Yesterday seemed to have very dissonant chords and unusual rhythm changes.  I like jamming but I’m not so good at improvising.  Dr. Chris Jones helped a lot this morning:

I’m involved in a small committee and yesterday two members decided that it was best that they no longer be involved.  (excuse me, but I’m going to be deliberately vague in respect to the people involved) We had not done well in all working together.  This announcement was bittersweet for me.  There is a certain amount of pressure being lifted off in that we were struggling to work together, but definitely an amount of sadness in that we all failed to work it out. 

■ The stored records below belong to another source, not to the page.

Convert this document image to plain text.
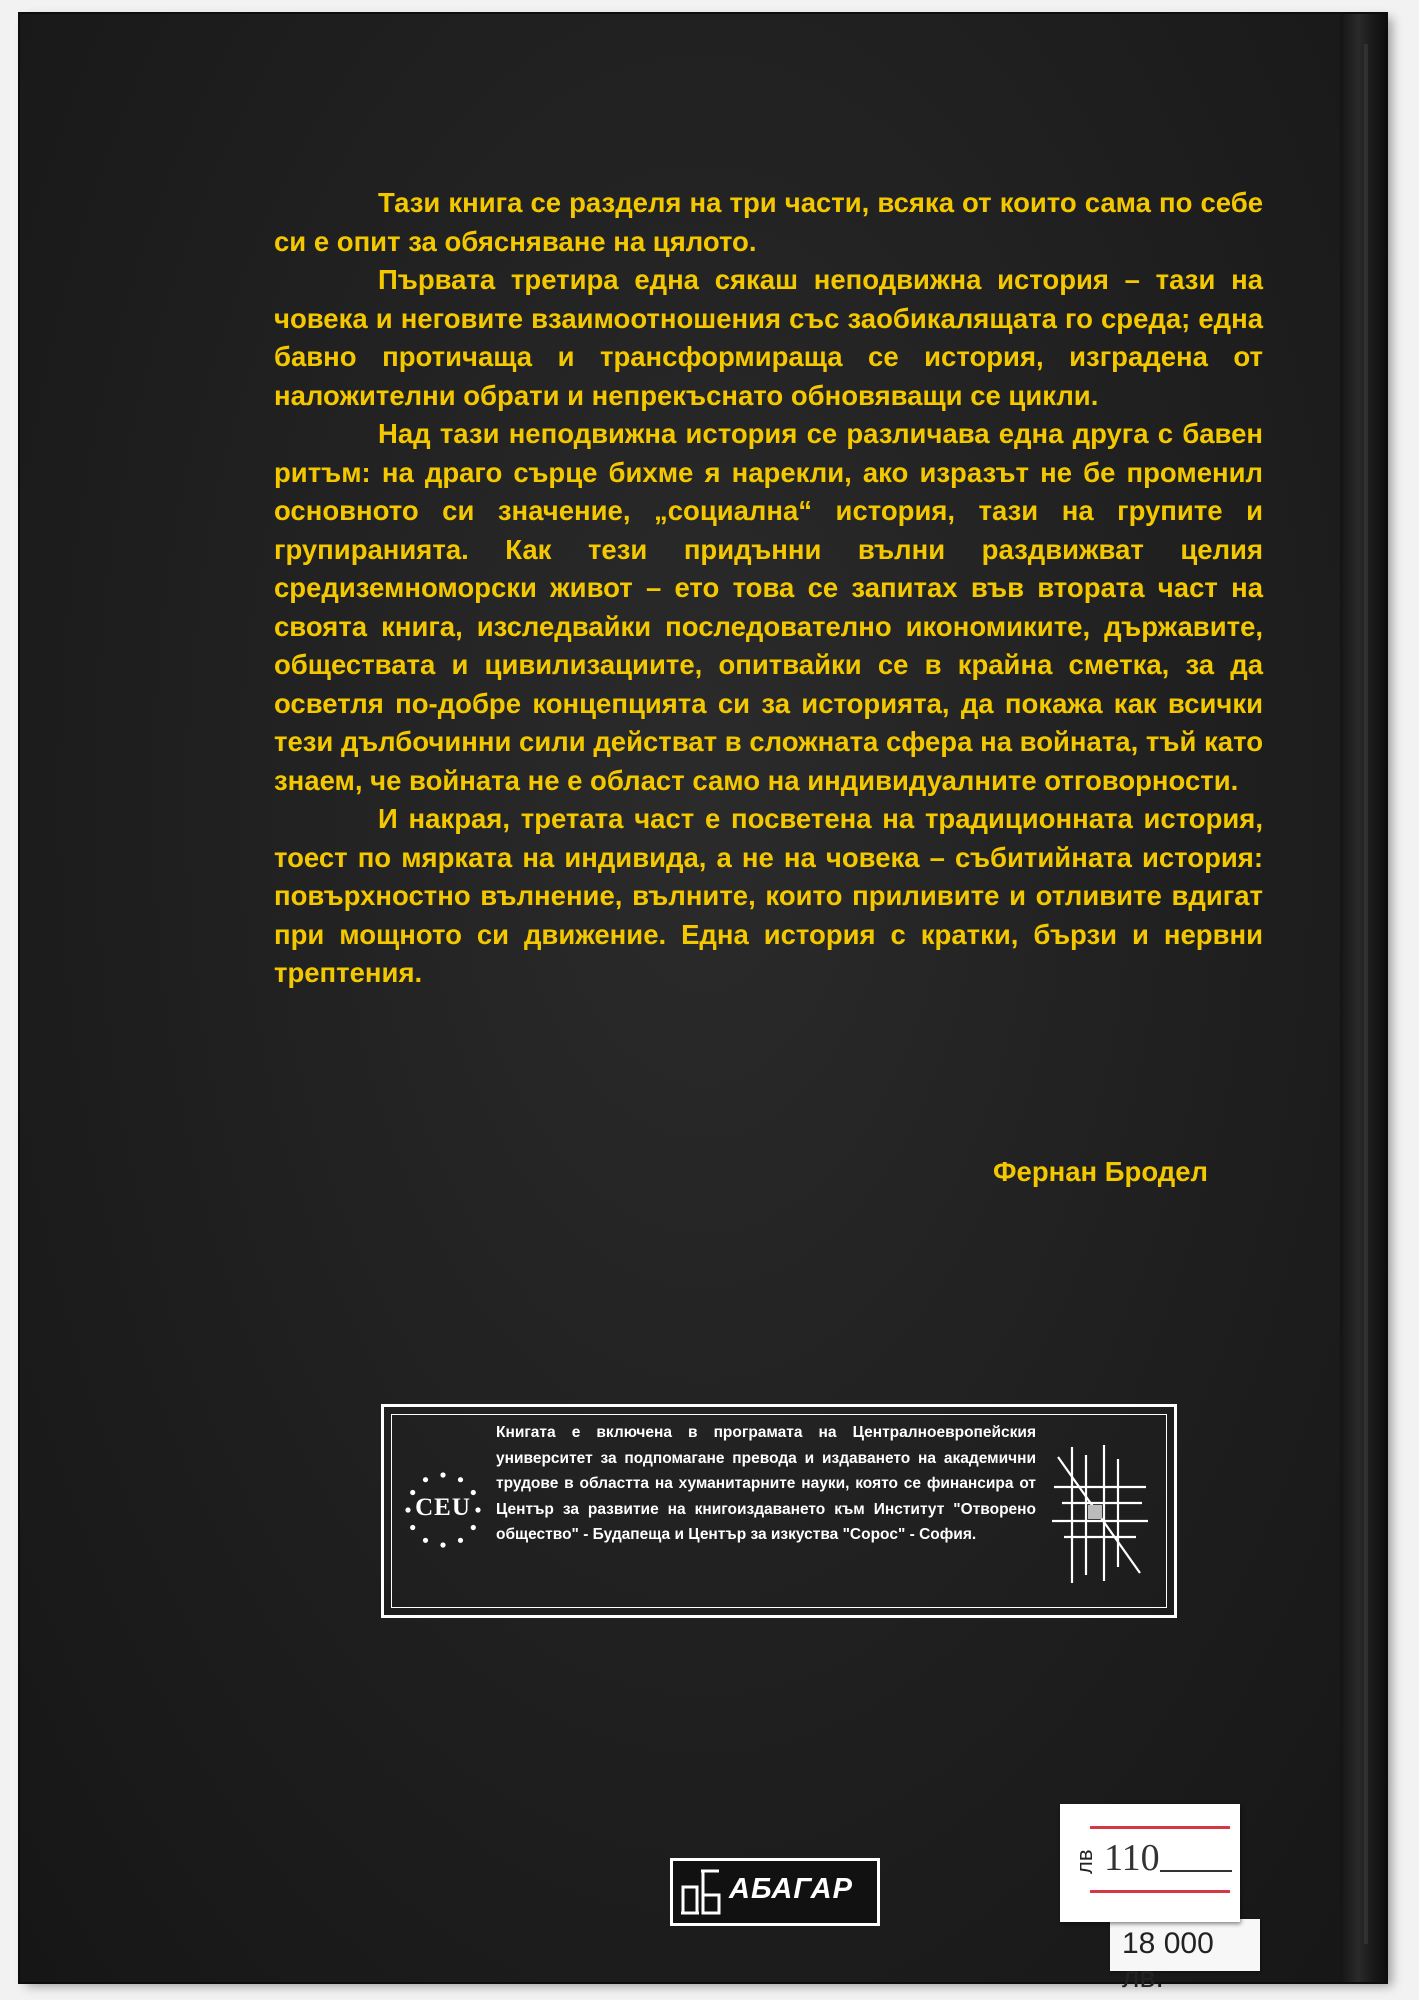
Тази книга се разделя на три части, всяка от които сама по себе си е опит за обясняване на цялото.

Първата третира една сякаш неподвижна история – тази на човека и неговите взаимоотношения със заобикалящата го среда; една бавно протичаща и трансформираща се история, изградена от наложителни обрати и непрекъснато обновяващи се цикли.

Над тази неподвижна история се различава една друга с бавен ритъм: на драго сърце бихме я нарекли, ако изразът не бе променил основното си значение, „социална“ история, тази на групите и групиранията. Как тези придънни вълни раздвижват целия средиземноморски живот – ето това се запитах във втората част на своята книга, изследвайки последователно икономиките, държавите, обществата и цивилизациите, опитвайки се в крайна сметка, за да осветля по-добре концепцията си за историята, да покажа как всички тези дълбочинни сили действат в сложната сфера на войната, тъй като знаем, че войната не е област само на индивидуалните отговорности.

И накрая, третата част е посветена на традиционната история, тоест по мярката на индивида, а не на човека – събитийната история: повърхностно вълнение, вълните, които приливите и отливите вдигат при мощното си движение. Една история с кратки, бързи и нервни трептения.

Фернан Бродел
CEU
Книгата е включена в програмата на Централноевропейския университет за подпомагане превода и издаването на академични трудове в областта на хуманитарните науки, която се финансира от Център за развитие на книгоиздаването към Институт "Отворено общество" - Будапеща и Център за изкуства "Сорос" - София.
АБАГАР
18 000 лв.
лв 110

Yesterday would not have been the day to “work it out” and due to the maturity of everyone involved it was not ugly.  No, working it out is something that we all managed to not do on the way.  I’m convinced that God is as interested in the success of the committee becoming a loving family and effective leadership team as He is in the success of what we’re directing. So in that respect, yesterday felt like the stamp of “failure” at least in the part of team-building.  The fact that it happened with maturity and grace, though, allows me to think that it might have been simply an interesting plot twist in the improvised story that God and we are all acting out.

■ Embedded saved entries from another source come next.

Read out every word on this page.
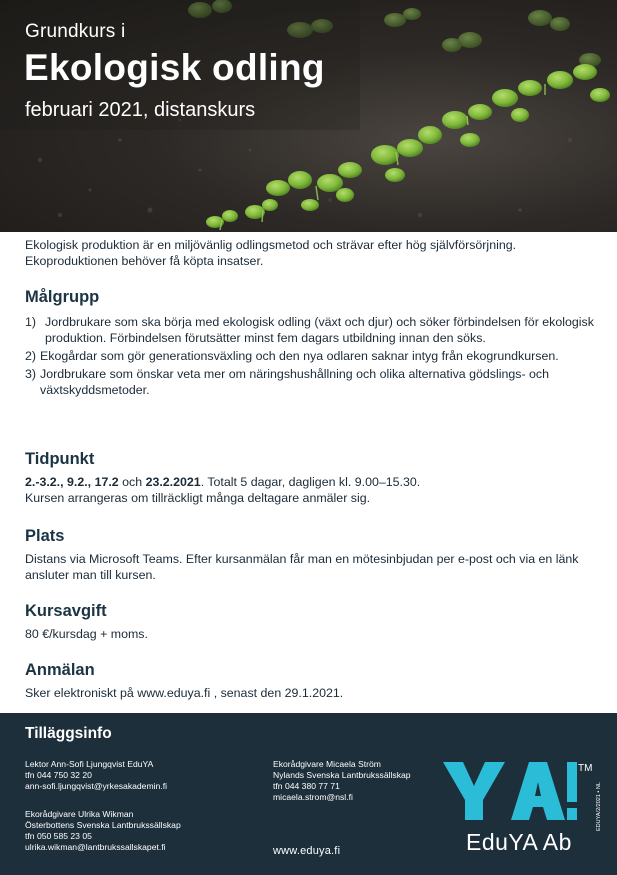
Grundkurs i
Ekologisk odling
februari 2021, distanskurs

Ekologisk produktion är en miljövänlig odlingsmetod och strävar efter hög självförsörjning. Ekoproduktionen behöver få köpta insatser.

Målgrupp
1) Jordbrukare som ska börja med ekologisk odling (växt och djur) och söker förbindelsen för ekologisk produktion. Förbindelsen förutsätter minst fem dagars utbildning innan den söks.
2) Ekogårdar som gör generationsväxling och den nya odlaren saknar intyg från ekogrundkursen.
3) Jordbrukare som önskar veta mer om näringshushållning och olika alternativa gödslings- och växtskyddsmetoder.
Tidpunkt
2.-3.2., 9.2., 17.2 och 23.2.2021. Totalt 5 dagar, dagligen kl. 9.00–15.30.
Kursen arrangeras om tillräckligt många deltagare anmäler sig.
Plats

Distans via Microsoft Teams. Efter kursanmälan får man en mötesinbjudan per e-post och via en länk ansluter man till kursen.

Kursavgift

80 €/kursdag + moms.

Anmälan

Sker elektroniskt på www.eduya.fi , senast den 29.1.2021.

Tilläggsinfo
Lektor Ann-Sofi Ljungqvist EduYA
tfn 044 750 32 20
ann-sofi.ljungqvist@yrkesakademin.fi
Ekorådgivare Ulrika Wikman
Österbottens Svenska Lantbrukssällskap
tfn 050 585 23 05
ulrika.wikman@lantbrukssallskapet.fi
Ekorådgivare Micaela Ström
Nylands Svenska Lantbrukssällskap
tfn 044 380 77 71
micaela.strom@nsl.fi
www.eduya.fi
TM
EduYA Ab
EDUYA/2/2021 • NL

I’m a musician but I’m also a very ordered computer-geek as well.  Put those two together and I’m more likely to listen to Pachelbel’s Canon than Miles Davis.  Yesterday’s events feel dissonant to me like much of certain jazz styles.  The more predictable stuff, I can hang with, but when it gets out there, I’m lost.  But I know enough music to understand that Jazz DOES work and that it DOES have coherence but that the way it works and the coherence it demostrates looks nothing like Pachelbel’s Canon

The message from Dr. Chris Green this morning really helped me in that I’m understanding that Miles Davis and Charlie Parker may be more theologically sound than Pachelbel, Vivaldi and Bach.  Hard to stomach in the ordered world that I want and in my own struggles with the idiom of improvisation – both in music and in life – but I believe it’s a truth that’s hard to deny.